Not necessarily. It gets into the details of how you handle pseudogenes (or what ever you want to call what looks like inactivated genes). In a proper analysis, you’d have to call each type of inactivation a different type of gene family, whether or not they actually are functional. That, it seems, will really break your analysis. Though you are welcome to prove me wrong.
As I’ve said, the human diversity data is de facto evidence that your intuition is wrong. I haven’t posted papers on this yet, but I will when you are ready to take a look.
Once again, that is honesty. You are earning trust every time you do that.
True. We do, however, know that an undirected graph does better than a tree. The finding that a middle ground model (a directed graph) fits better than a tree is no surprise. That is what everyone should have predicted. The real question is if your middle ground model does better than the state of the art, which is NOT a tree.
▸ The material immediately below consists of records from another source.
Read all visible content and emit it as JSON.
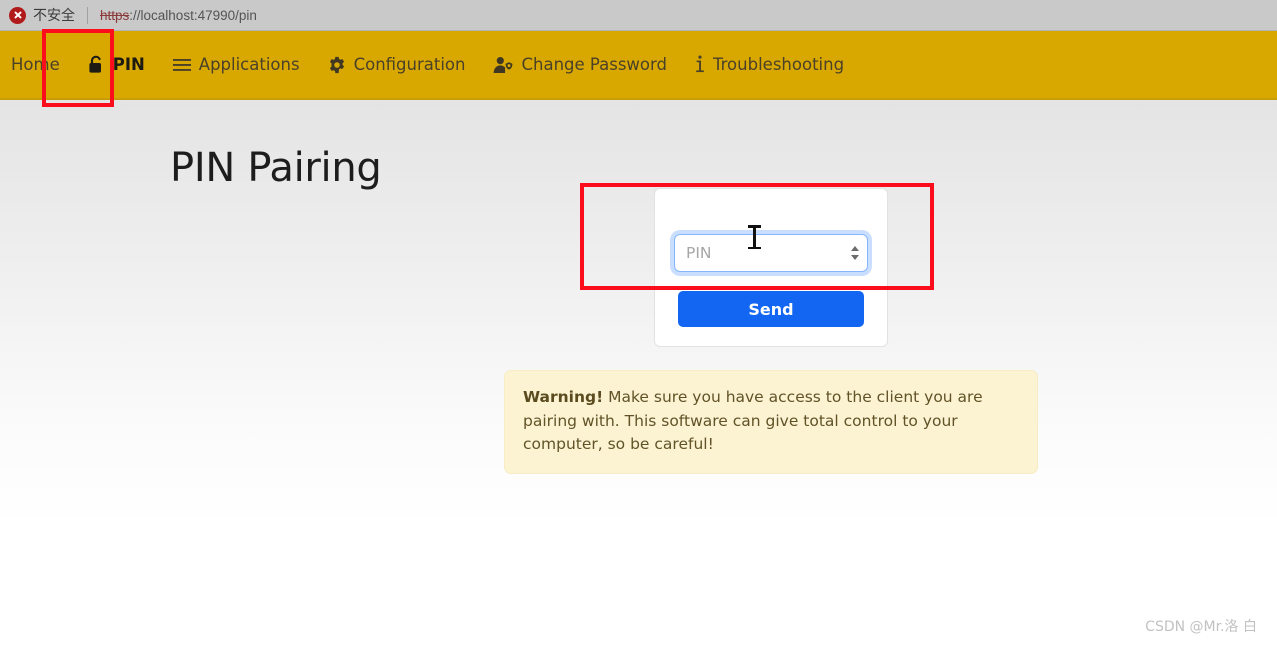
{
  "browser": {
    "security_label": "不安全",
    "url_scheme": "https",
    "url_rest": "://localhost:47990/pin",
    "not_secure_icon": "circle-x-icon"
  },
  "navbar": {
    "background": "#d9a800",
    "items": [
      {
        "label": "Home",
        "icon": "",
        "active": false
      },
      {
        "label": "PIN",
        "icon": "unlock-icon",
        "active": true
      },
      {
        "label": "Applications",
        "icon": "list-icon",
        "active": false
      },
      {
        "label": "Configuration",
        "icon": "gear-icon",
        "active": false
      },
      {
        "label": "Change Password",
        "icon": "person-shield-icon",
        "active": false
      },
      {
        "label": "Troubleshooting",
        "icon": "info-icon",
        "active": false
      }
    ]
  },
  "page": {
    "title": "PIN Pairing"
  },
  "pairing_form": {
    "pin_placeholder": "PIN",
    "pin_value": "",
    "spinner_up": "spinner-up-icon",
    "spinner_down": "spinner-down-icon",
    "send_label": "Send",
    "send_color": "#1266f1"
  },
  "warning": {
    "strong": "Warning!",
    "text": " Make sure you have access to the client you are pairing with. This software can give total control to your computer, so be careful!",
    "background": "#fcf3d3"
  },
  "annotations": {
    "color": "#fc0d1b",
    "boxes": [
      "pin-nav-item",
      "pin-input-area"
    ]
  },
  "watermark": {
    "text": "CSDN @Mr.洛 白"
  }
}
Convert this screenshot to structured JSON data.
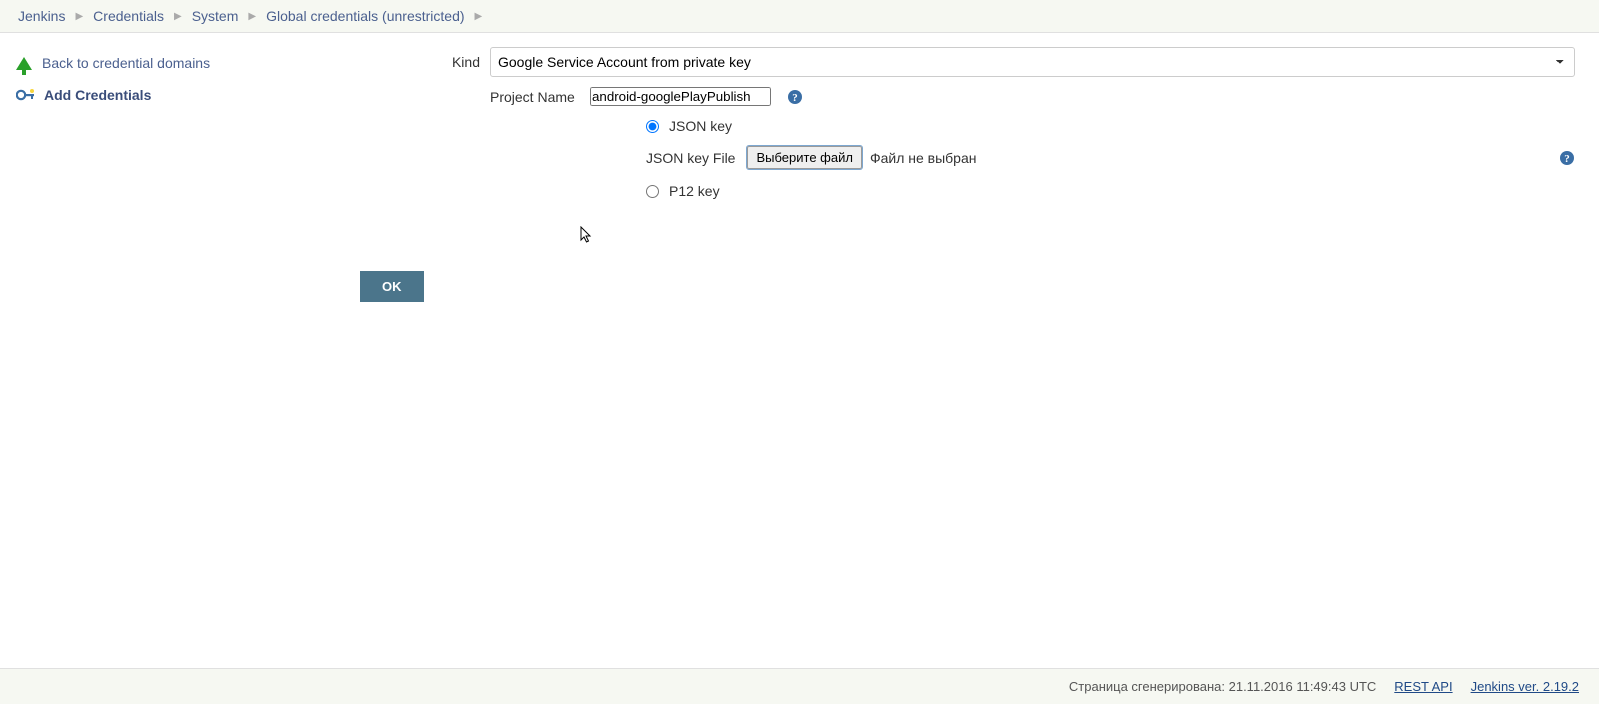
{
  "breadcrumb": [
    {
      "label": "Jenkins"
    },
    {
      "label": "Credentials"
    },
    {
      "label": "System"
    },
    {
      "label": "Global credentials (unrestricted)"
    }
  ],
  "sidebar": {
    "back_label": "Back to credential domains",
    "add_label": "Add Credentials"
  },
  "form": {
    "kind_label": "Kind",
    "kind_value": "Google Service Account from private key",
    "project_name_label": "Project Name",
    "project_name_value": "android-googlePlayPublish",
    "json_key_label": "JSON key",
    "json_file_label": "JSON key File",
    "file_button": "Выберите файл",
    "file_status": "Файл не выбран",
    "p12_key_label": "P12 key",
    "ok_label": "OK"
  },
  "footer": {
    "generated": "Страница сгенерирована: 21.11.2016 11:49:43 UTC",
    "rest_api": "REST API",
    "version": "Jenkins ver. 2.19.2"
  }
}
It seems to me that this conversation has served its purpose.
I’ve acknowledged the limitations of what I’ve done so far. You’ve pointed out the limitations and the sorts of issues that need to be dealt with. They largely correspond to what I’d already thought would be the concerns with a few surprises. Now I need to go ponder these things for a while.
Just to help you out, here is on example of a study that shows human diversity (which obviously results from common descent) does not show a tree pattern (https://doi.org/10.1534/genetics.115.182626). I can produce more examples when you are ready to engage on that. Alan Templeton, a leading population geneticist, argues that not a single human diversity dataset he has examined survives a statistical test to see if it is a tree (private communication).
As I stated earlier, human variation data serves as an excellent negative control. If you solve the technical problems in this approach, the signal should disappear when you look at human diversity data. Gnomad (http://gnomad.broadinstitute.org/) should provide more than enough data to test this. When that analysis is done, whatever the results, please let us know. Even if it does not work out, you get credit for being upfront about the negative results.
Thank you too. It has been a pleasure having you here. Whenever you would like to re-open the conversation, let us know. I will reopen it for you. It seems like many of us are looking forward to seeing how this develops.